Kigali, 7 septembre 2026 – Le Fonds pour le développement des exportations en Afrique (FEDA), bras d’investissement en actions de la Banque africaine d’import-export (Afreximbank), poursuit son expansion sur le continent. Le Sénégal et le Libéria viennent d’adhérer à l’accord portant création du Fonds, tandis que l’Angola et le Zimbabwe ont procédé à la ratification de cet accord.
Ces nouvelles étapes portent à 24 le nombre de pays membres du FEDA, renforçant ainsi son ancrage continental et sa capacité à mobiliser des capitaux africains en faveur de projets stratégiques.
L’annonce, faite à Kigali au Rwanda, traduit selon Afreximbank l’importance croissante du FEDA dans la recherche de solutions au déficit de financement en fonds propres dont souffrent de nombreux projets africains.
Un nouvel élan pour l’investissement africain
Avec l’élargissement de son périmètre géographique, le FEDA entend renforcer son intervention dans plusieurs secteurs considérés comme stratégiques pour la transformation économique du continent.
Les nouvelles perspectives concernent notamment la transformation industrielle, les minerais critiques, la logistique, l’agroalimentaire, l’énergie, la manufacture et les services financiers.
Le Fonds mise sur des investissements capables de développer les chaînes de valeur locales et régionales, tout en favorisant la diversification économique et la croissance des exportations africaines.
Pour Emmanuel Assiak, directeur général du FEDA, l’arrivée du Sénégal, du Libéria, de l’Angola et du Zimbabwe offre de nouvelles possibilités d’investissement dans des secteurs stratégiques.
Il souligne que le Fonds souhaite transformer cette présence accrue en investissements destinés à renforcer les chaînes de valeur locales et régionales, soutenir les entreprises africaines compétitives et générer un impact économique durable.
Le financement en fonds propres au cœur de la stratégie
Contrairement aux mécanismes de financement classiques, le FEDA intervient notamment à travers des fonds propres, des quasi-fonds propres et d’autres formes de capital patient.

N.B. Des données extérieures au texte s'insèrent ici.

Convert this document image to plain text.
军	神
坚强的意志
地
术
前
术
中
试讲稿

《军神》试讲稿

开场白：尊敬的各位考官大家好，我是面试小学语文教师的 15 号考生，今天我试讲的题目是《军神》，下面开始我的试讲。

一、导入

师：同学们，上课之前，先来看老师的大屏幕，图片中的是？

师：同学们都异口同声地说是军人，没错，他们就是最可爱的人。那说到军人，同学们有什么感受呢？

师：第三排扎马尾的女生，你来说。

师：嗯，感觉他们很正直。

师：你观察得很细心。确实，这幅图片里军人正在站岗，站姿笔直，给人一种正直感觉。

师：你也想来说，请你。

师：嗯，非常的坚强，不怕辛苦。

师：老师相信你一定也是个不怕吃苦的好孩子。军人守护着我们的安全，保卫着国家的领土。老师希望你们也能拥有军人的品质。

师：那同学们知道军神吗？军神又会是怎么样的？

L’objectif est de financer des entreprises et des projets présentant un potentiel de transformation économique, mais qui peuvent rencontrer des difficultés à mobiliser des capitaux à long terme.

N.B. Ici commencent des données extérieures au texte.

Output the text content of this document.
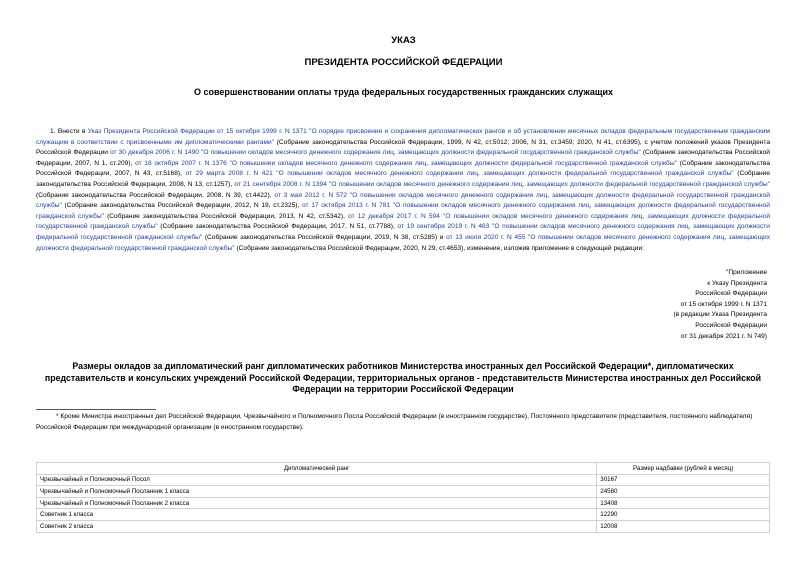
УКАЗ
ПРЕЗИДЕНТА РОССИЙСКОЙ ФЕДЕРАЦИИ
О совершенствовании оплаты труда федеральных государственных гражданских служащих
1. Внести в Указ Президента Российской Федерации от 15 октября 1999 г. N 1371 "О порядке присвоения и сохранения дипломатических рангов и об установлении месячных окладов федеральным государственным гражданским служащим в соответствии с присвоенными им дипломатическими рангами" (Собрание законодательства Российской Федерации, 1999, N 42, ст.5012; 2006, N 31, ст.3459; 2020, N 41, ст.6395), с учетом положений указов Президента Российской Федерации от 30 декабря 2006 г. N 1490 "О повышении окладов месячного денежного содержания лиц, замещающих должности федеральной государственной гражданской службы" (Собрание законодательства Российской Федерации, 2007, N 1, ст.209), от 18 октября 2007 г. N 1376 "О повышении окладов месячного денежного содержания лиц, замещающих должности федеральной государственной гражданской службы" (Собрание законодательства Российской Федерации, 2007, N 43, ст.5168), от 29 марта 2008 г. N 421 "О повышении окладов месячного денежного содержания лиц, замещающих должности федеральной государственной гражданской службы" (Собрание законодательства Российской Федерации, 2008, N 13, ст.1257), от 21 сентября 2008 г. N 1394 "О повышении окладов месячного денежного содержания лиц, замещающих должности федеральной государственной гражданской службы" (Собрание законодательства Российской Федерации, 2008, N 39, ст.4422), от 3 мая 2012 г. N 572 "О повышении окладов месячного денежного содержания лиц, замещающих должности федеральной государственной гражданской службы" (Собрание законодательства Российской Федерации, 2012, N 19, ст.2325), от 17 октября 2013 г. N 781 "О повышении окладов месячного денежного содержания лиц, замещающих должности федеральной государственной гражданской службы" (Собрание законодательства Российской Федерации, 2013, N 42, ст.5342), от 12 декабря 2017 г. N 594 "О повышении окладов месячного денежного содержания лиц, замещающих должности федеральной государственной гражданской службы" (Собрание законодательства Российской Федерации, 2017, N 51, ст.7788), от 19 сентября 2019 г. N 463 "О повышении окладов месячного денежного содержания лиц, замещающих должности федеральной государственной гражданской службы" (Собрание законодательства Российской Федерации, 2019, N 38, ст.5285) и от 13 июля 2020 г. N 455 "О повышении окладов месячного денежного содержания лиц, замещающих должности федеральной государственной гражданской службы" (Собрание законодательства Российской Федерации, 2020, N 29, ст.4653), изменение, изложив приложение в следующей редакции:
"Приложение
к Указу Президента
Российской Федерации
от 15 октября 1999 г. N 1371
(в редакции Указа Президента
Российской Федерации
от 31 декабря 2021 г. N 749)
Размеры окладов за дипломатический ранг дипломатических работников Министерства иностранных дел Российской Федерации*, дипломатических представительств и консульских учреждений Российской Федерации, территориальных органов - представительств Министерства иностранных дел Российской Федерации на территории Российской Федерации
* Кроме Министра иностранных дел Российской Федерации, Чрезвычайного и Полномочного Посла Российской Федерации (в иностранном государстве), Постоянного представителя (представителя, постоянного наблюдателя) Российской Федерации при международной организации (в иностранном государстве).
Дипломатический ранг	Размер надбавки (рублей в месяц)
Чрезвычайный и Полномочный Посол	30167
Чрезвычайный и Полномочный Посланник 1 класса	24580
Чрезвычайный и Полномочный Посланник 2 класса	13408
Советник 1 класса	12290
Советник 2 класса	12008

Le Fonds ambitionne ainsi de jouer un rôle dans le développement des entreprises africaines, l’industrialisation, le commerce intra-africain et la production de biens à plus forte valeur ajoutée.
Afreximbank augmente son engagement financier
Cette montée en puissance du FEDA s’accompagne d’un renforcement significatif de l’engagement financier d’Afreximbank.

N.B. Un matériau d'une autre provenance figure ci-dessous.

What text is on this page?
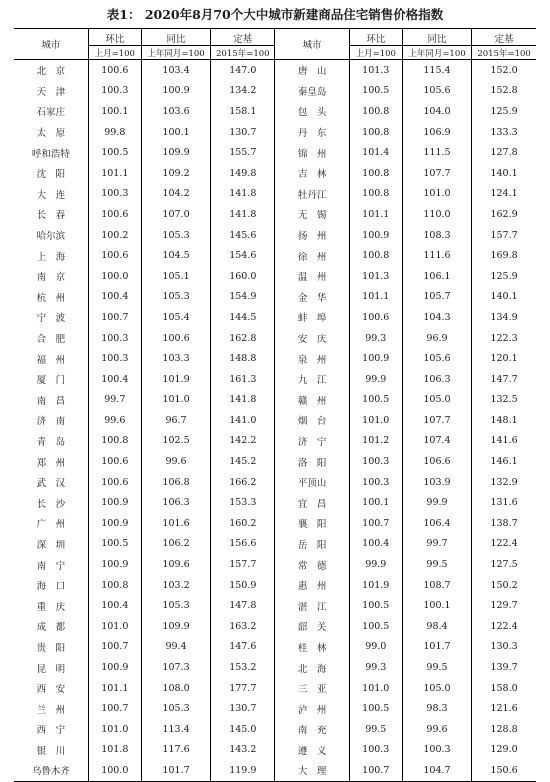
表1： 2020年8月70个大中城市新建商品住宅销售价格指数
城市	环比	同比	定基	城市	环比	同比	定基
	上月=100	上年同月=100	2015年=100		上月=100	上年同月=100	2015年=100
北　京	100.6	103.4	147.0	唐　山	101.3	115.4	152.0
天　津	100.3	100.9	134.2	秦皇岛	100.5	105.6	152.8
石家庄	100.1	103.6	158.1	包　头	100.8	104.0	125.9
太　原	99.8	100.1	130.7	丹　东	100.8	106.9	133.3
呼和浩特	100.5	109.9	155.7	锦　州	101.4	111.5	127.8
沈　阳	101.1	109.2	149.8	吉　林	100.8	107.7	140.1
大　连	100.3	104.2	141.8	牡丹江	100.8	101.0	124.1
长　春	100.6	107.0	141.8	无　锡	101.1	110.0	162.9
哈尔滨	100.2	105.3	145.6	扬　州	100.9	108.3	157.7
上　海	100.6	104.5	154.6	徐　州	100.8	111.6	169.8
南　京	100.0	105.1	160.0	温　州	101.3	106.1	125.9
杭　州	100.4	105.3	154.9	金　华	101.1	105.7	140.1
宁　波	100.7	105.4	144.5	蚌　埠	100.6	104.3	134.9
合　肥	100.3	100.6	162.8	安　庆	99.3	96.9	122.3
福　州	100.3	103.3	148.8	泉　州	100.9	105.6	120.1
厦　门	100.4	101.9	161.3	九　江	99.9	106.3	147.7
南　昌	99.7	101.0	141.8	赣　州	100.5	105.0	132.5
济　南	99.6	96.7	141.0	烟　台	101.0	107.7	148.1
青　岛	100.8	102.5	142.2	济　宁	101.2	107.4	141.6
郑　州	100.6	99.6	145.2	洛　阳	100.3	106.6	146.1
武　汉	100.6	106.8	166.2	平顶山	100.3	103.9	132.9
长　沙	100.9	106.3	153.3	宜　昌	100.1	99.9	131.6
广　州	100.9	101.6	160.2	襄　阳	100.7	106.4	138.7
深　圳	100.5	106.2	156.6	岳　阳	100.4	99.7	122.4
南　宁	100.9	109.6	157.7	常　德	99.9	99.5	127.5
海　口	100.8	103.2	150.9	惠　州	101.9	108.7	150.2
重　庆	100.4	105.3	147.8	湛　江	100.5	100.1	129.7
成　都	101.0	109.9	163.2	韶　关	100.5	98.4	122.4
贵　阳	100.7	99.4	147.6	桂　林	99.0	101.7	130.3
昆　明	100.9	107.3	153.2	北　海	99.3	99.5	139.7
西　安	101.1	108.0	177.7	三　亚	101.0	105.0	158.0
兰　州	100.7	105.3	130.7	泸　州	100.5	98.3	121.6
西　宁	101.0	113.4	145.0	南　充	99.5	99.6	128.8
银　川	101.8	117.6	143.2	遵　义	100.3	100.3	129.0
乌鲁木齐	100.0	101.7	119.9	大　理	100.7	104.7	150.6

Au cours des cinq dernières années, la contribution engagée par la banque en faveur du Fonds est passée de 100 millions de dollars à 1,3 milliard de dollars.
Cette progression a permis au FEDA d’élargir ses interventions à davantage de régions et de secteurs du continent.
Pour le Dr George Elombi, président du conseil d’administration d’Afreximbank et du FEDA, cette évolution témoigne de la confiance croissante des gouvernements africains envers les institutions financières continentales.
Il estime que les instruments de fonds propres et de quasi-fonds propres du FEDA seront appelés à jouer un rôle déterminant dans le financement des projets industriels stratégiques à l’échelle nationale et régionale.
Un instrument au service de l’intégration africaine
L’expansion du FEDA intervient dans un contexte où les institutions financières africaines cherchent à accroître la mobilisation de capitaux locaux afin de réduire la dépendance aux financements extérieurs.
À travers son mandat, le Fonds veut contribuer à financer les différentes étapes des chaînes de valeur du commerce africain, de la production manufacturière au développement des exportations à valeur ajoutée.
Ses secteurs d’intervention couvrent notamment les services financiers, les technologies, les biens de consommation, la manufacture, le transport et la logistique, l’agroalimentaire ainsi que les infrastructures commerciales et les parcs industriels.
Cette stratégie s’inscrit également dans la dynamique de mise en œuvre de la Zone de libre-échange continentale africaine (ZLECAf), dont l’ambition est d’accélérer l’intégration économique et commerciale du continent.
Avec désormais 24 pays membres, le FEDA entend donc franchir une nouvelle étape : transformer l’élargissement de sa base institutionnelle en investissements concrets capables de soutenir l’industrialisation, les entreprises africaines et la création de chaînes de valeur régionales.